Thursday, May 1, 2014

Entrepreneurship is a way to lead better life. And our education system should strive to provide such courses in Bhutan

I heard one of my former primary school colleagues just bought a bolero truck worth at least 0.6 million ngultrum without a loan. He had studied upto 2nd standard which meant he would hardly know how to write his name in English. He later partook in priestly studies, completed three years of meditation and became village umdze which meant his alternate education was far from being entrepreneurial in nature. His first attempt at a business was when he bought power chainsaw worth ngultrum 40000 with loan from one of the financial institutions. That investment turned out to be lucrative as there were hardly any people who had power chainsaw at that time which became a necessity for gathering and fashioning woods for house construction. As more and more people bought power chainsaw, profits dwindled. But he was not shattered with poor return. By that time, he had saved enough money. He was on look-out for alternative opportunity suited for his ability and capability. Opportunity came in the form of farm road to his gewog. He seized the opportunity and bought bolero truck. Now he ferried people from Gyalposhing town to village  at Nu. 800-1000 per individual for a round trip. Each trip earned him around Nu. 5-10 thousand depending on how many people he ferried. He ferried people almost every alternative day as there are no dearth of passenger since only two of them owned such trucks including one ex-gup. People said that unwillingness of taxi operators to ferry people in rough road turned blessing in disguise for truck operator as well as people. People don’t have to worry about swindling by unknown operator while operators earn around 0.1 million in a month.
On other hand, I am a graduate who graduated four years ago. I am still unemployed aspiring to be a civil servant at 28 years of age. I am not boasting myself but I bet I am better than 80% of general graduates. I was also a bright student in high school because of which I completed my undergraduate course through royal government scholarship. I got job in one of corporate house in Bhutan but due to dissatisfaction, I resigned and opted to sit for civil service examination. I was successful in clearing examination but I was not really successful in the training institute. I am waiting to reappear for examination in one of the subject I failed in first trimester. As I sat home babysitting my little daughter, I seem to have ample time for introspection of my life. One thought that seeped into my mind is comparison between me and my entrepreneurial village mate who never really got educated in modern education.
From where did he acquire entrepreneurship skills?
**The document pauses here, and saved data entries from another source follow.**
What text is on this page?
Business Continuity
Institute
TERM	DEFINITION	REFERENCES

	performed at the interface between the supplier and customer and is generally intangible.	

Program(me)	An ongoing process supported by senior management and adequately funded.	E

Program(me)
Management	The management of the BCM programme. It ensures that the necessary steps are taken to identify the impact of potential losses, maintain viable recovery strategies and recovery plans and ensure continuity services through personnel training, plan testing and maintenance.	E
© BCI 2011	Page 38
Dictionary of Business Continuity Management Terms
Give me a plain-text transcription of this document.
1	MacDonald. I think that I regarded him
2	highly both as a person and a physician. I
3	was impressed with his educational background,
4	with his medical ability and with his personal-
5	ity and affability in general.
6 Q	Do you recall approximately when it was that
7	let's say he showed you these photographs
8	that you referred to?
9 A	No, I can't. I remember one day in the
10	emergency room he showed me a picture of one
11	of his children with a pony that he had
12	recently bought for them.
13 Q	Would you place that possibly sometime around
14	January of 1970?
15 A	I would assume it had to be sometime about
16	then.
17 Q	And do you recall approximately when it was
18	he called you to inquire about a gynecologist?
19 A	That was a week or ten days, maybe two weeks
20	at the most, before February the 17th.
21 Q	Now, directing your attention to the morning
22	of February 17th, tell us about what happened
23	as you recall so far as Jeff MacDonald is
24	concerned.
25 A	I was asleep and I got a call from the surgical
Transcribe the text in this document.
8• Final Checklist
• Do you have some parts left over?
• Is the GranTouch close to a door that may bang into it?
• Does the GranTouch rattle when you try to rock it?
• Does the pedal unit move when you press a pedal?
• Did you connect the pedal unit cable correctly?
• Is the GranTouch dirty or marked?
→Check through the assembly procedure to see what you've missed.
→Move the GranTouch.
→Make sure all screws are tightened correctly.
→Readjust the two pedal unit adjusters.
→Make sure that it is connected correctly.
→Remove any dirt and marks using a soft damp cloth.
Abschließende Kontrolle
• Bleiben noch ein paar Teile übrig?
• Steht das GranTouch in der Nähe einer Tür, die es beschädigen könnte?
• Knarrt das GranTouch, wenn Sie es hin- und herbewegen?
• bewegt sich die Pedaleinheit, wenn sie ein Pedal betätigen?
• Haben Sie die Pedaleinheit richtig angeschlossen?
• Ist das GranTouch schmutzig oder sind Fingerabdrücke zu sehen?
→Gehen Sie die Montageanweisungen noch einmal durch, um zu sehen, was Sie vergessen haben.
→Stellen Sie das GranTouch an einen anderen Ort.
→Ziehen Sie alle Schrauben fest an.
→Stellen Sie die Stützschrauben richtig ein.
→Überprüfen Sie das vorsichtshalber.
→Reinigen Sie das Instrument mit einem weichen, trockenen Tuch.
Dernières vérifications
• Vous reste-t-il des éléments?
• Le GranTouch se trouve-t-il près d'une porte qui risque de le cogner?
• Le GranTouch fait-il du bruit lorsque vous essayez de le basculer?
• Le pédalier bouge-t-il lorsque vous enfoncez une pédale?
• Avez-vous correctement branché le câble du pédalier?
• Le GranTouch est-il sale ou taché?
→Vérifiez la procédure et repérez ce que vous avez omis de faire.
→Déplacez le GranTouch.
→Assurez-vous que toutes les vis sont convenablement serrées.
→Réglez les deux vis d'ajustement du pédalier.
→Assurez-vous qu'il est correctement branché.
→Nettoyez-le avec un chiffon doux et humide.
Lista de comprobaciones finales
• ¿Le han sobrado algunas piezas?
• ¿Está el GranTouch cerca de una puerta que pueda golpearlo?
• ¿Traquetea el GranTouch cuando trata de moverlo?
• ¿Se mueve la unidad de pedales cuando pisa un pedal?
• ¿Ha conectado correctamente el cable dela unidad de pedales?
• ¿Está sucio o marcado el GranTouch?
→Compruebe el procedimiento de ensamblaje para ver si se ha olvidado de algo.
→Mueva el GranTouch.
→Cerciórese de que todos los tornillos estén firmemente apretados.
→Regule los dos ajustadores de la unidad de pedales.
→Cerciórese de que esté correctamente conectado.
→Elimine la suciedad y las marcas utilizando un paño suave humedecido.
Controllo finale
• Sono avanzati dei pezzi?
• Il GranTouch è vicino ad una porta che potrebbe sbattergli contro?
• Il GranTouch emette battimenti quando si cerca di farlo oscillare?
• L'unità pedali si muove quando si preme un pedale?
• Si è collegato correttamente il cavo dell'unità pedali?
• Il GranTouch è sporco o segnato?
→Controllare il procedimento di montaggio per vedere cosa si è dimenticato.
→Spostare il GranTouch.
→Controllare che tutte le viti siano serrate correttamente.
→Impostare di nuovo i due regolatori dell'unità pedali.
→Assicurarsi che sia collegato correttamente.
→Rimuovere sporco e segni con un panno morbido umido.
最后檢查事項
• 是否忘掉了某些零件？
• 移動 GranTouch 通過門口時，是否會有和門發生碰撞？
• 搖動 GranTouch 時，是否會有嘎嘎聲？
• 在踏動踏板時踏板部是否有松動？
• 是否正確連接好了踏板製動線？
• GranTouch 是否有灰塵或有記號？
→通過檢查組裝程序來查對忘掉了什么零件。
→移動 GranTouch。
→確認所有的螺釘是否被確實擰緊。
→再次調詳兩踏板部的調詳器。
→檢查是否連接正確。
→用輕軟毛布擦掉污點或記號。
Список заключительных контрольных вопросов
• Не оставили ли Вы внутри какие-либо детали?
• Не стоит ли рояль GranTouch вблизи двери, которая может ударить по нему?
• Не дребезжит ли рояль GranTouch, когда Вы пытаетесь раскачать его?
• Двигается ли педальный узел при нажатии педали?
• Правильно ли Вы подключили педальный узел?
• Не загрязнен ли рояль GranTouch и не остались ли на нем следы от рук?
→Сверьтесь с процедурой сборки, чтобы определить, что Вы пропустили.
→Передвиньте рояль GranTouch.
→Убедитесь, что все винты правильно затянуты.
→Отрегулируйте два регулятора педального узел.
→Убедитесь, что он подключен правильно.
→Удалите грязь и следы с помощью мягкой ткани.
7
Who instilled in him the ability to take risk? May be it was born out of necessity. May be his village life experience taught him how to be an entrepreneur. May be none of what I assumed was right. I am a graduate with internet at my fingertip from where I can sieve in thousands of credible business ideas. Yet I am waiting to be employed by some agencies instead of creating self-employment and be my own boss. Why am I waiting to be employed? Is it because I have no genes of entrepreneurship? But then nor that village mate had. We could be third cousin and none of our ancestors had been business people.
Our political leaders and thinkers make so much noise about unemployment and how youth lack means and will to create self-employment. Government emphasize that one of the ways to solve unemployment is to be entrepreneurs. Government had started giving one-month intensive entrepreneurship course to youth depending on their educational level. Yet, only few of them take entrepreneurial activities after the completion of training course. Many believed it is due to lack of capital. While capital could be one of the reasons, it is just manifestation of symptom not cause.  The real cause lies in our education system.
We were programmed for years in school to study hard. By this term we were taught to mug up textbooks. We were expected to vomit what were written in the books. We were not taught to question. Even if some curious students with slightly more bravery questioned, we were scolded for not reading textbooks. We were also taught to follow the track not to create new track. One simple example is traditional discipline which where we were expected to behave like flock of sheep. We were also not taught to critique but to appreciate and respect. Those who critiqued elder or leader were considered revolts and those who critiqued texts were considered blasphemer. On top of that our tantric Buddhism where devotion of Milarepa to tortuous Marpa is idealized doesn’t help either. Our teachers, parents and systems expect us to be obedient. Democracy of thoughts, expressions and ideas are hardly appreciated.  And our education system had remained same till today just like it was fifteen years ago. Such expectation of respect and discipline should be put into context. We cannot effort to be handicapped by our traditional values.
However, what changed today is the fact that government can’t provide employment to all educated people. When I was in school I was reminded time and again that to get job, I needed to study hard. By job, it was implied government job not any types of job. The concept of creating employment or being entrepreneurial was never even told in passing to us. The idea of being a hotel manager as opposed to convention manager was made into butt of jokes by our teachers. But we can’t blame them because they were also not taught to think beyond box. Today, youth like us are in alien scene. We are nowhere near pictures our educators drew in our mind. Telling youth to be entrepreneurial today is like expecting computer to do works beyond what it was programmed to do. To be entrepreneurial is to think different and ahead of others. To be entrepreneurial is to have diverse idea and capability programed in our brain. But we must understand that we can’t make inroad through cliffs today with hammer of yesterday.